Kevin despertó en el suelo de la cocina, el temporizador del horno pitaba para decirle que la pizza estaba lista, el olor a comida quemada lo hizo ir a rastras del suelo hasta el horno antes de que tuviera que hacerlo su madre. No quería que ella lo viera así, no quería darle aún más razones para preocuparse.
Sacó la pizza, la cortó a trozos y los llevó a la sala de estar. Su madre estaba en el sofá y, aunque había dejado de llorar, tenía los ojos rojos. Kevin dejó la pizza sobre la mesa baja, se sentó a su lado y encendió la tele para, por lo menos, fingir que las cosas eran normales.
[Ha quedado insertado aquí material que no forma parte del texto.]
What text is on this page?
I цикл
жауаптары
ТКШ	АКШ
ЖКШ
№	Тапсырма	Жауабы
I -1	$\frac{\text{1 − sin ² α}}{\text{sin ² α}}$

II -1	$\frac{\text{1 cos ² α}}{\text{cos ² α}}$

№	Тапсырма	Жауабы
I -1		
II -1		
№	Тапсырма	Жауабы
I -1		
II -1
—Tú no deberías hacer esto —dijo su madre, y Kevin no supo si se refería a la pizza o a todo lo demás. Ahora mismo, esto no importaba.
Los nombres todavía colgaban en su cabeza: 23h 06m 29,283s, -05º 02’ 28,59.
CAPÍTULO DOS
Kevin no estaba seguro de haberse sentido jamás tan cansado como lo estaba cuando su madre y él entraron con el coche al aparcamiento. El plan era intentar continuar con normalidad, pero él sentía que podría quedarse dormido en cualquier momento. Eso distaba mucho de ser normal.
Probablemente era a causa de los tratamientos. Los últimos días había habido un montón de tratamientos. Su madre había encontrado más doctores, y cada uno tenía un plan diferente para por lo menos intentar ralentizar las cosas. Eso era lo que decían, cada vez, aunque las palabras dejaban claro que sería algo especial y que detener las cosas no era algo que ellos pudiesen esperar.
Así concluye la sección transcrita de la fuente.